Among the most active players in the space is Google. The search giant introduced its Translatotron S2ST system in 2019 and the second version in July 2021. Researchers Eliya Nachmani, Alon Levkovitch, Yifan Ding, Chulayuth Asawaroengchai, Heiga Zen, and Michelle Tadmor Ramanovich at Google’s research laboratory DeepMind now announced the third iteration of the direct S2ST model in a paper published on May 27, 2023.
Translatotron 3 is an enhanced version of its forerunner, Translatotron 2, which according to researchers already offered superior translation quality, speech robustness, and speech naturalness.

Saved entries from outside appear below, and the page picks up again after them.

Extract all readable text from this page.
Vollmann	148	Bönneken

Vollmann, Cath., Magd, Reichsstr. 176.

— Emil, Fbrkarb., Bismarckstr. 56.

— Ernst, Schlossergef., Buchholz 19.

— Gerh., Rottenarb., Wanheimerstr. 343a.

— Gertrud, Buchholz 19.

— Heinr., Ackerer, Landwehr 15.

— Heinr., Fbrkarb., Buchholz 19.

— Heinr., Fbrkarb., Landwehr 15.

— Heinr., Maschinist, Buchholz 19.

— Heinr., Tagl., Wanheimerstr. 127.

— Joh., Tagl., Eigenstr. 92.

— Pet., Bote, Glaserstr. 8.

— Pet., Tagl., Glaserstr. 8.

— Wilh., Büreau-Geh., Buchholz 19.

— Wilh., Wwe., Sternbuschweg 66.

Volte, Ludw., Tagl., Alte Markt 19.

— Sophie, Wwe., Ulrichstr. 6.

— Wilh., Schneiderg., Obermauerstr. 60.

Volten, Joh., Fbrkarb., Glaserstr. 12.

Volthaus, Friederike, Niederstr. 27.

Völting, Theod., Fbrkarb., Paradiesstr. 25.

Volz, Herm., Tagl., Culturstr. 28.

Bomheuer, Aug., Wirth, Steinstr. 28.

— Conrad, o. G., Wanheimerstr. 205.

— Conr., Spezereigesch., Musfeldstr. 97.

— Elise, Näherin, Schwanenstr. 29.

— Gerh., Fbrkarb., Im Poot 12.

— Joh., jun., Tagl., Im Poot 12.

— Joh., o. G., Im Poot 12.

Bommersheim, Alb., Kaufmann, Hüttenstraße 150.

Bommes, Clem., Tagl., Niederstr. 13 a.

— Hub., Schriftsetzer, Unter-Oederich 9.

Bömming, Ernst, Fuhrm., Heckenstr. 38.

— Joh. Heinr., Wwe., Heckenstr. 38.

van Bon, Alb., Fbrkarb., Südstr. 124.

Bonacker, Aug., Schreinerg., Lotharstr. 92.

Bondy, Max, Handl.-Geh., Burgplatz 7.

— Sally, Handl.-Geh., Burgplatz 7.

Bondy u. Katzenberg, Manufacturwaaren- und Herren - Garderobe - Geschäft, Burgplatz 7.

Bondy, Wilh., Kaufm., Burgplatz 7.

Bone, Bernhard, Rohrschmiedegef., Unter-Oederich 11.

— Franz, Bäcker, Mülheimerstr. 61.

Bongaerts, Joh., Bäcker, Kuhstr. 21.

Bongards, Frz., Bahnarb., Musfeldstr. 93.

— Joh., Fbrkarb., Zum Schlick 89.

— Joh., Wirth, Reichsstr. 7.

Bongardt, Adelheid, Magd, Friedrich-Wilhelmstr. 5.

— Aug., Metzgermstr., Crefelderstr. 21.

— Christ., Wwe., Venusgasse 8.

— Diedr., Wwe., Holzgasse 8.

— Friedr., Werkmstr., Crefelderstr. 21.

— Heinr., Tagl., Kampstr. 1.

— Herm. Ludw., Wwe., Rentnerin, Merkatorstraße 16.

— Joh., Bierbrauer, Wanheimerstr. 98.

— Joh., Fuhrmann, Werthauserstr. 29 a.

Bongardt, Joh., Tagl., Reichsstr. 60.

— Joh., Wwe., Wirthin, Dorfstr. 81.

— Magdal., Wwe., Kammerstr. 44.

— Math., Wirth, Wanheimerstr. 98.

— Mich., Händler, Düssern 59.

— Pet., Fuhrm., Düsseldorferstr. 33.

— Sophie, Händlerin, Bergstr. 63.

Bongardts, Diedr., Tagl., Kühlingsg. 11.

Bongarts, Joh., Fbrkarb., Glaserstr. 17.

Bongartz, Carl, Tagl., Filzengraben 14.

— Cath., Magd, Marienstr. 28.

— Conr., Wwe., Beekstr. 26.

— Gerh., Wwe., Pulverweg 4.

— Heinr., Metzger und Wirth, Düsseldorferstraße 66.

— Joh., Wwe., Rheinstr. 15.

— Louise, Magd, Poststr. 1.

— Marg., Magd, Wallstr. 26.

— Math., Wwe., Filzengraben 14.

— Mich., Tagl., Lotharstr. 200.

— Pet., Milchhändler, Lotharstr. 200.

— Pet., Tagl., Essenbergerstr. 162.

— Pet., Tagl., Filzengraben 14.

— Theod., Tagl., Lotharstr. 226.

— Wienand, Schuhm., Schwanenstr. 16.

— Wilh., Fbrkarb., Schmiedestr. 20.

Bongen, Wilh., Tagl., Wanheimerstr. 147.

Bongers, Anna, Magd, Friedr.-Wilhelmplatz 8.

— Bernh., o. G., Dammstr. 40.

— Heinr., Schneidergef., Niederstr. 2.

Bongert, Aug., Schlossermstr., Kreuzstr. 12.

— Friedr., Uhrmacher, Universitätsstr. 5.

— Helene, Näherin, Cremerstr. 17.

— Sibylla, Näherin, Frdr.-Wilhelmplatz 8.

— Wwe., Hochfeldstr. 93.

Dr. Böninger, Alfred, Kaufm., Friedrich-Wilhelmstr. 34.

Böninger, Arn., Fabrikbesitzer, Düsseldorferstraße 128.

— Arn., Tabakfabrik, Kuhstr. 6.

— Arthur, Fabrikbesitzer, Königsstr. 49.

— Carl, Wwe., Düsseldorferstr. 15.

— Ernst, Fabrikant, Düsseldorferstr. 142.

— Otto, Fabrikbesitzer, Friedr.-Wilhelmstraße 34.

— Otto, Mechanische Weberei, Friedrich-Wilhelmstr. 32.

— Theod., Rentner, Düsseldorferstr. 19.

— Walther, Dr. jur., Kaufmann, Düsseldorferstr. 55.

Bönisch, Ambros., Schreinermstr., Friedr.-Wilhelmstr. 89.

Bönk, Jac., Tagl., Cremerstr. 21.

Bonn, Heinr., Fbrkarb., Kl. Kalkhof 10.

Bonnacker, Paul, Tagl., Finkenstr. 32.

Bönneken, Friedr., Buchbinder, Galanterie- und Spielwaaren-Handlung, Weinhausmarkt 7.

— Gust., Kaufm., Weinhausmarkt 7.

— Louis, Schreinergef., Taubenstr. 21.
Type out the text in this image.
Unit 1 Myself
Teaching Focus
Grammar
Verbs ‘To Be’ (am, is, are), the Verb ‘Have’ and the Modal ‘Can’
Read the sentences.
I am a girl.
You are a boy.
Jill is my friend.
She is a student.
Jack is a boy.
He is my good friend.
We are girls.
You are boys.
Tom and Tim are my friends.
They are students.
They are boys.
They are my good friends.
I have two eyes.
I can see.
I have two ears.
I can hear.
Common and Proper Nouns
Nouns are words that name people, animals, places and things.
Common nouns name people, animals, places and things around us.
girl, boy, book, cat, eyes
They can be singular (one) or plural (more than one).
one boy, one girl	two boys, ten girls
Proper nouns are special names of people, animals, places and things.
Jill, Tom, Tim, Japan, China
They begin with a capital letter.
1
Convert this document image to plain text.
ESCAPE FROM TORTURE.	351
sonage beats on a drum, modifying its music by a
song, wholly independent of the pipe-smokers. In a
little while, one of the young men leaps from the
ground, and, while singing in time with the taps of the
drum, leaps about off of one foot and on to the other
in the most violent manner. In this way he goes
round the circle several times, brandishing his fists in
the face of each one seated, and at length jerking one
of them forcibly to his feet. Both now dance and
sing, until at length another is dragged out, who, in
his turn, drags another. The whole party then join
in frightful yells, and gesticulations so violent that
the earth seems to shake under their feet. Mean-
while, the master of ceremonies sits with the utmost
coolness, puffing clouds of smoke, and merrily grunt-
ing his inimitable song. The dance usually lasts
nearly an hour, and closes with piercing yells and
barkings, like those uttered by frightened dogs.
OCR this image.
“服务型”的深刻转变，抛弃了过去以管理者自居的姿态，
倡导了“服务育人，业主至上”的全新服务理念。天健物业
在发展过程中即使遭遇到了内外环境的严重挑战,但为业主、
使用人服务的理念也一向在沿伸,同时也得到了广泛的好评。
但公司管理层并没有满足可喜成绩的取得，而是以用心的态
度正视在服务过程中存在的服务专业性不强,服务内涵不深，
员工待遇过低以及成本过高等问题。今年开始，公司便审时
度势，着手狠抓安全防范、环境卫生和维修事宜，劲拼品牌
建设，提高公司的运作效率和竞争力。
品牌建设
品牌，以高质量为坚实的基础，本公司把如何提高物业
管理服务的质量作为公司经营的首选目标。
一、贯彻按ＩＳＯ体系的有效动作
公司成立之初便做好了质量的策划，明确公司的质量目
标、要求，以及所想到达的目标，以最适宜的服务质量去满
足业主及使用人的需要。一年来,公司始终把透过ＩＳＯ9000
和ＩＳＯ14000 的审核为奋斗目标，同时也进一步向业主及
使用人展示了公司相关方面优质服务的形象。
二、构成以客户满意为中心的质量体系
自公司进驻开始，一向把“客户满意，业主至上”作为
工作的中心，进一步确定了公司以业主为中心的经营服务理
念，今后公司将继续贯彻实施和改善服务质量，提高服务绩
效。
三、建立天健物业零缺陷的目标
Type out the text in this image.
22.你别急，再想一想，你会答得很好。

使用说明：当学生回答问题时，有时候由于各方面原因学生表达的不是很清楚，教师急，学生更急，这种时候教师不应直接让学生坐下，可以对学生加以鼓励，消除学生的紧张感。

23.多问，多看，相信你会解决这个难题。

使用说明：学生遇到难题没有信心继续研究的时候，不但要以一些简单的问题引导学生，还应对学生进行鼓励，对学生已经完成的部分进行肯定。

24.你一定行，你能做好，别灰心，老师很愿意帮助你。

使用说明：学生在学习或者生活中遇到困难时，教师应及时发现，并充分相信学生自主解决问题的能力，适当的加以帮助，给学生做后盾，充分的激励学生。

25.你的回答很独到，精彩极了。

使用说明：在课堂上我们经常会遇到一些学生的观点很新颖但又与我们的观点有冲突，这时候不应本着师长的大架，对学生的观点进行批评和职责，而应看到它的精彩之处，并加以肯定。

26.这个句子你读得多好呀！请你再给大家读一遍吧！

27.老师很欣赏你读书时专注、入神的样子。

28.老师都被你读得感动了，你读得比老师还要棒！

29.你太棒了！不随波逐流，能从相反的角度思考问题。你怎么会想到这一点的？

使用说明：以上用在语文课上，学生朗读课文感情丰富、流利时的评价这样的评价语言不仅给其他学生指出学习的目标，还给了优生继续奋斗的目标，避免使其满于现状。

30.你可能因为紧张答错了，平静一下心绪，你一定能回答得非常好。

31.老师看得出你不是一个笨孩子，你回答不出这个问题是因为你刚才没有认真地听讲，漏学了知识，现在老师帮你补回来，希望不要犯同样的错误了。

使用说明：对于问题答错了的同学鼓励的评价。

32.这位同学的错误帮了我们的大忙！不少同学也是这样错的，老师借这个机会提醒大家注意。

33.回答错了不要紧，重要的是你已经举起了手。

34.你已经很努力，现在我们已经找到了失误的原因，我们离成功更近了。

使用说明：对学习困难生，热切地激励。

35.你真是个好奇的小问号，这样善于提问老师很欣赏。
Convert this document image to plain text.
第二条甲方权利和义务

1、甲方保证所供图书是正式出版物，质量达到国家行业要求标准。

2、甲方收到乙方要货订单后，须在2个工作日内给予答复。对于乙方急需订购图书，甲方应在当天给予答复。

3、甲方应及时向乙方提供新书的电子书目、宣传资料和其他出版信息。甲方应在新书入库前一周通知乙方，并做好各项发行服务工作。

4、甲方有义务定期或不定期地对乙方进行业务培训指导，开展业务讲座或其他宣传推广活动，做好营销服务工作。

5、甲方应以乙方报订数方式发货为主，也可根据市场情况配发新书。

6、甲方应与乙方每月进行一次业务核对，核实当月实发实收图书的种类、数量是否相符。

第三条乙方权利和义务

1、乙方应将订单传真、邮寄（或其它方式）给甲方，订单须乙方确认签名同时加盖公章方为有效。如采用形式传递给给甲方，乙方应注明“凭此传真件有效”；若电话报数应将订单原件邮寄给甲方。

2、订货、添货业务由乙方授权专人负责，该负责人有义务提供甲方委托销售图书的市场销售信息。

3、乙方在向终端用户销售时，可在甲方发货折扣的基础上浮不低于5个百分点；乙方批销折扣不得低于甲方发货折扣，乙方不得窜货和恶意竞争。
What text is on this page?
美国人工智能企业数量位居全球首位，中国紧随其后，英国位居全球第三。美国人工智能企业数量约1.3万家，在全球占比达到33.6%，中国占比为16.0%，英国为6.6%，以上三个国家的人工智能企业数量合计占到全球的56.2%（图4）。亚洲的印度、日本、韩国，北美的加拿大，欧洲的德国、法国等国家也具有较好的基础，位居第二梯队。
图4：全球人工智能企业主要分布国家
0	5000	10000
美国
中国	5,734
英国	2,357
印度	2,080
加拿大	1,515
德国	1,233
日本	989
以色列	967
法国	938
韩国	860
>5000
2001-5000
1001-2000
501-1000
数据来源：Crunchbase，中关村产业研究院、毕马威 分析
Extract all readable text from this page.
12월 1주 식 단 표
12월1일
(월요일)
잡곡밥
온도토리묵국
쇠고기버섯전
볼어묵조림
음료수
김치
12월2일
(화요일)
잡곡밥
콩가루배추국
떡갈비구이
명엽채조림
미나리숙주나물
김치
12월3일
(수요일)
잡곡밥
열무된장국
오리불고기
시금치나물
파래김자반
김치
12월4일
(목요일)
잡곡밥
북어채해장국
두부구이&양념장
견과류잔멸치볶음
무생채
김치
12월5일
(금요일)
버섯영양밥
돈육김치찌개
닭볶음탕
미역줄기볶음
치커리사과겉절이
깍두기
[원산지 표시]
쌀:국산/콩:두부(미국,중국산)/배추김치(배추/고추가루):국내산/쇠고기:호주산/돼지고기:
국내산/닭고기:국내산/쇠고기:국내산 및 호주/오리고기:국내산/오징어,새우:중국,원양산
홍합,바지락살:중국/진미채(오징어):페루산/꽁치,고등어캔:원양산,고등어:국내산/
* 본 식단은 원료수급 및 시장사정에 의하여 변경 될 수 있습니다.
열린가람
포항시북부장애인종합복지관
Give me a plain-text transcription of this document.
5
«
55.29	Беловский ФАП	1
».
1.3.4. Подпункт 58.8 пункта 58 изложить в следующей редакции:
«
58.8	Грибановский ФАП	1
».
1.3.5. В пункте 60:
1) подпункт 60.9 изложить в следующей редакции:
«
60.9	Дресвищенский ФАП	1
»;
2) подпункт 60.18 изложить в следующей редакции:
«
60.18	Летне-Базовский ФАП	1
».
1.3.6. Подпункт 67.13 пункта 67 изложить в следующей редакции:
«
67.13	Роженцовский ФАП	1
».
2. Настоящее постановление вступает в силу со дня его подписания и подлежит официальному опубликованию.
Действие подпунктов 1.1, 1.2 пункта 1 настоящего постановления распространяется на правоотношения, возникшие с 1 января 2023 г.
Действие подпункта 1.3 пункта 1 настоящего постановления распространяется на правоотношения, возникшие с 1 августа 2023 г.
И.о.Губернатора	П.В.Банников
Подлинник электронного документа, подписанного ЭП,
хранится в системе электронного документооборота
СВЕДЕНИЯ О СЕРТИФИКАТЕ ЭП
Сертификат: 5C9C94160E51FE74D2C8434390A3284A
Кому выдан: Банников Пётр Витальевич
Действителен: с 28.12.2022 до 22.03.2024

Harnessing persistent challenges with limited speech datasets, the team claims to have achieved “The first fully unsupervised end-to-end model for direct speech-to-speech translation” with this third iteration of the model.
Unsupervised training means the model learns and makes inferences from unlabelled data without having predetermined answers. Rather than being trained in a conventional approach, such as employing massive bilingual corpora, the model ends up independently finding consistent patterns and regularities in the given data.
Notably, the model relies on monolingual speech-text datasets in the training phase. The need for a bilingual dataset is compensated by a technique known as “unsupervised cross-lingual embedding mappings.” In this technique, researchers train word embeddings independently in both languages and then map them in a shared space through self-learning.
In other words, the model first learns the structure and nuances of each language separately. Then, it uses what it has learned to find a common ground to link to and relate to the intrinsic qualities and specificities of both languages. The resulting cross-lingual embeddings are used to initialize a shared encoder that handles and understands both languages equally.
The model further improves itself with the help of a masked autoencoder. This means that, in the encoding phase, this tool is only provided with a portion of the data, and during the decoding stage, it must infer or predict the information that has been hidden. This “guessing game” pushes the model to make more meaningful decisions.
In addition to this, the model employs a back-translation technique for self-checking, much like a human would. This method ensures that the translation is coherent and accurate.
Traditionally, S2ST has been tackled under a cascaded approach that pipelines automatic speech recognition + machine translation + text-to-speech synthesis. Conversely, Translatotron 3 relies on a novel end-to-end architecture, directly mapping source language speech to the target language without relying on intermediate textual representation.
In this context, Translatotron 3 outperforms the cascaded counterparts, as measured by 18.14 BLEU points improvement.
Besides improved accuracy, the end-to-end approach proves to be effective in preserving para- and non-linguistic information. Since it directly links source speech to the target language, it is capable of successfully transferring various characteristics inherent to the input speech as well as the original speaker’s identity and the naturalness of the voice.
The researchers claim that Translatotron 3 also captures other traces of non-verbal information such as pauses, speaking rate, intonation, etc. The latter has the potential to establish new standards in the field, as S2S translation captures both meaning and speaker nuance. And the unsupervised training development may have interesting effects on how similar S2ST models are trained in the future.